Ценой различных ухищрений Эмилия добилась исполнения своих желаний, рассчитывая вместе с тем сохранить тайну.

Существует немало версий, весьма подробных, как именно Вольтер обнаружил измену. Поверим его секретарю Лоншану. Однажды Вольтер непреднамеренно и неожиданно для него самого застал пару в комнате, предназначенной для занятий маркизы дю Шатле науками и философией. То, чем занималась она с Сен-Ламбером, нимало не напоминало ни наук, ни философии.

Взбешенный от ревности и обманутого доверия — соперника он считал другом, Вольтер обрушил на Сен-Ламбера тираду как нельзя более оскорбительную, чтобы не назвать ее ужасной бранью. Маркиз был тоже не из тех, кто кротко принимает от кого-либо оскорбления.

Вольтер в ответ на то, что услышал от де Сен-Ламбера, спросил, согласен ли тот дать ему удовлетворение. Ответ нам не известен. Остается лишь предположить, что маркиз примеру кавалера де Роана не последовал, от дуэли не отказался.

Пока же все трое должны были немедленно уехать. Вольтер приказал Лоншану распорядиться, чтобы немедленно заложили его карету. Но тот достаточно привык к вспышкам своего патрона и, прежде чем исполнить распоряжение, пошел посоветоваться с маркизой дю Шатле. Совет был таков: сказать, что карета не в порядке.

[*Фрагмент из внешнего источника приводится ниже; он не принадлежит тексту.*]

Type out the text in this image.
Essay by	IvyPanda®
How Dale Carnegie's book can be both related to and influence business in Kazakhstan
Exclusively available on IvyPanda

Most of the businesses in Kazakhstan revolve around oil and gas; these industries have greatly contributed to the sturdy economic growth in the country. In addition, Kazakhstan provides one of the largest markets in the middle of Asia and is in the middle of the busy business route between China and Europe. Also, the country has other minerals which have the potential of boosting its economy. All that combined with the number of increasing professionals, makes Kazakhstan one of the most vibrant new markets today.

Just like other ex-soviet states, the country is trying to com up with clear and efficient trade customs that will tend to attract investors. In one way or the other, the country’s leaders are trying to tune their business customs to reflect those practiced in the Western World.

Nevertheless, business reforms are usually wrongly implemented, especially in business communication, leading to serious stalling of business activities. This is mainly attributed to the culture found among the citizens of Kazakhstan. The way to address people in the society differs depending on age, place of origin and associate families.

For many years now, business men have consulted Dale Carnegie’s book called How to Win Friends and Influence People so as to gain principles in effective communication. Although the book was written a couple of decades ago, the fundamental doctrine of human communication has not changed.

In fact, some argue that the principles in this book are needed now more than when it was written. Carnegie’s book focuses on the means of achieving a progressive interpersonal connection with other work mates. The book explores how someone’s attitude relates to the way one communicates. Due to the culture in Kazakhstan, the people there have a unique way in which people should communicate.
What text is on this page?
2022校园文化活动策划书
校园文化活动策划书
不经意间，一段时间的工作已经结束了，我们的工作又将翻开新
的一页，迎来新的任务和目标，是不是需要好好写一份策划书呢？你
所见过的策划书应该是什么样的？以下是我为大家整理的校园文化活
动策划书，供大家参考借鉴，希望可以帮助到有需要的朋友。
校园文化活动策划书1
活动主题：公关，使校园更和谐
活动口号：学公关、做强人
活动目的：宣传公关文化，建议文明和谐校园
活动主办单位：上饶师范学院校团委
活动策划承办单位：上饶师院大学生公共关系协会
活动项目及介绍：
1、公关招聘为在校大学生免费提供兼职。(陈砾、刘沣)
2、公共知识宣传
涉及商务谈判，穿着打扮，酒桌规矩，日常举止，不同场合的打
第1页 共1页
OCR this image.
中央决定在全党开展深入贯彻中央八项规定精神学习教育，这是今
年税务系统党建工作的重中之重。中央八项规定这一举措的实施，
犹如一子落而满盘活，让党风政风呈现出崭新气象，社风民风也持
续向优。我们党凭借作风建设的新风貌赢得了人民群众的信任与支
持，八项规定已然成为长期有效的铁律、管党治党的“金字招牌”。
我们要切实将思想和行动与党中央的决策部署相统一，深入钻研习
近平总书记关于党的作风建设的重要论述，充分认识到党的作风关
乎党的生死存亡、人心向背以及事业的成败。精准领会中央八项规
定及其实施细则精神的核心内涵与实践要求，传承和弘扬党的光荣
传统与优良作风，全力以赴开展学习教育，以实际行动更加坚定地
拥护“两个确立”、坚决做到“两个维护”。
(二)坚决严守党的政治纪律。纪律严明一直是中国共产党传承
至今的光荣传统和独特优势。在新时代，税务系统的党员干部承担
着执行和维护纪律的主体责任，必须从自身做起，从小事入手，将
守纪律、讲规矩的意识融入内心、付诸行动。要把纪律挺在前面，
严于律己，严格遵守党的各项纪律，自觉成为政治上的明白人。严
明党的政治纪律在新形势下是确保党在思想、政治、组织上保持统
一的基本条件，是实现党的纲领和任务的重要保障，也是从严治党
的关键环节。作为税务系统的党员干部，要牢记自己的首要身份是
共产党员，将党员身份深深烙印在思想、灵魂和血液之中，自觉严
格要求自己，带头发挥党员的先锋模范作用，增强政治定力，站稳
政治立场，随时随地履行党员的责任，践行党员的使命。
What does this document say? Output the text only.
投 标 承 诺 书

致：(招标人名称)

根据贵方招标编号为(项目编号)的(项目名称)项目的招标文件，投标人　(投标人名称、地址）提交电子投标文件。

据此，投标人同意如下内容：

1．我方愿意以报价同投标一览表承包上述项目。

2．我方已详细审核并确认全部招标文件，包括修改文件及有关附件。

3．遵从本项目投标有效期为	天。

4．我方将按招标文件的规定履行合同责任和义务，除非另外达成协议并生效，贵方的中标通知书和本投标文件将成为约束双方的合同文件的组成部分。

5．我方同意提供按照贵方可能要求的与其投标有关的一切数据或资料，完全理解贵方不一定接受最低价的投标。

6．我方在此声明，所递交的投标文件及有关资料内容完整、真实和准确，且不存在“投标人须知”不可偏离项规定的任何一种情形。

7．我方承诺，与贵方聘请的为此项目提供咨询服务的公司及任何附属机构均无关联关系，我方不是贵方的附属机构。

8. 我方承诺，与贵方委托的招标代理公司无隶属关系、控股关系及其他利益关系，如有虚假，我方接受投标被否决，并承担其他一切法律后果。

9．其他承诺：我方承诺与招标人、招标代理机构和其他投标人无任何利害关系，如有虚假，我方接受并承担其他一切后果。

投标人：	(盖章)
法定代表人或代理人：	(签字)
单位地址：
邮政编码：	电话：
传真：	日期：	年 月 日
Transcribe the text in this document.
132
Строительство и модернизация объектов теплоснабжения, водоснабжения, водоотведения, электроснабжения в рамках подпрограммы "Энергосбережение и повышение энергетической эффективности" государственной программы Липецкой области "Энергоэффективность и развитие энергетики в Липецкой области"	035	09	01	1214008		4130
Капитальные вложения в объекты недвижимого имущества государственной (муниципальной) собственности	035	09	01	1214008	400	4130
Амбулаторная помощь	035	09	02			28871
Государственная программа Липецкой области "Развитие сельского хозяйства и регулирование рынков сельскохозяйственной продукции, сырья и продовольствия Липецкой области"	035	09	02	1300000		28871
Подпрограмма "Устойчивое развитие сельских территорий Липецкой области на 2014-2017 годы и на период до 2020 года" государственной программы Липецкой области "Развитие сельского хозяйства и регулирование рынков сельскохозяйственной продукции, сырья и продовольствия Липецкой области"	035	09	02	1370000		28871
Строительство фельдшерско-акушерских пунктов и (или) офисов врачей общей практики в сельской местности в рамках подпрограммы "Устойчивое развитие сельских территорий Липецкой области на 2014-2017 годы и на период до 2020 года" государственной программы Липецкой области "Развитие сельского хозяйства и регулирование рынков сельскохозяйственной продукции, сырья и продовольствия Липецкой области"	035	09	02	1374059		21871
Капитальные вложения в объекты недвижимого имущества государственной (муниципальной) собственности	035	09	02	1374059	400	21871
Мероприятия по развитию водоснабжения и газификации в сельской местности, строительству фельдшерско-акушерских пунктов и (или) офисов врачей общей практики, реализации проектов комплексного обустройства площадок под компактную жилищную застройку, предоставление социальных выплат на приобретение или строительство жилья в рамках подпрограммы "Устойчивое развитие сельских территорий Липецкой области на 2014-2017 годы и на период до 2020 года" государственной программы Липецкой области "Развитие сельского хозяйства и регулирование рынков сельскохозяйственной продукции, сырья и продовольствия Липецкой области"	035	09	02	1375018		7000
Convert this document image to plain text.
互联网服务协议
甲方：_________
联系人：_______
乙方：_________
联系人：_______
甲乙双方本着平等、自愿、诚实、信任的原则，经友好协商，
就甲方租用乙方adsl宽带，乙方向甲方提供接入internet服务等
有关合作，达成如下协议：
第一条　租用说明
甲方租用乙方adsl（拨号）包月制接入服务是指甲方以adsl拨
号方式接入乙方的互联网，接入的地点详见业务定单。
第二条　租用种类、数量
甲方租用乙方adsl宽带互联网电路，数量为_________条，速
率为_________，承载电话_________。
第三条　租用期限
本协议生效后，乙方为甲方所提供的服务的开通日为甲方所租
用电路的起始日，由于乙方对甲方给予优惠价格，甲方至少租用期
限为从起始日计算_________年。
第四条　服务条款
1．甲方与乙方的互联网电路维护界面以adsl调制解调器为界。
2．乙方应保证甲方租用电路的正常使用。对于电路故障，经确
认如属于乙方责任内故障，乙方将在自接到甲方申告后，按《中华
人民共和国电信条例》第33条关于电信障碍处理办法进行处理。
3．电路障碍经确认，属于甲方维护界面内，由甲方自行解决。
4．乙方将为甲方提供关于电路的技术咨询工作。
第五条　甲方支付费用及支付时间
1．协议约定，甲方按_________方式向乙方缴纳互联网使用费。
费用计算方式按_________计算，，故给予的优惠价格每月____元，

Вольтер, в ожидании отъезда и, разумеется, от горя и обиды немедленно заболев, лежал в постели у себя в спальне. Сперва Лоншан доложил о неисправности экипажа. Затем в комнату вошла Эмилия. Она говорила долго и много, сначала по-английски, потом по-французски. Поначалу Вольтер был непреклонен. Самым сильным аргументом было, что он все видел сам, какие же теперь возможны объяснения?! Это же, вероятно, больше всего его и оскорбляло: хоть бы сумели скрыть!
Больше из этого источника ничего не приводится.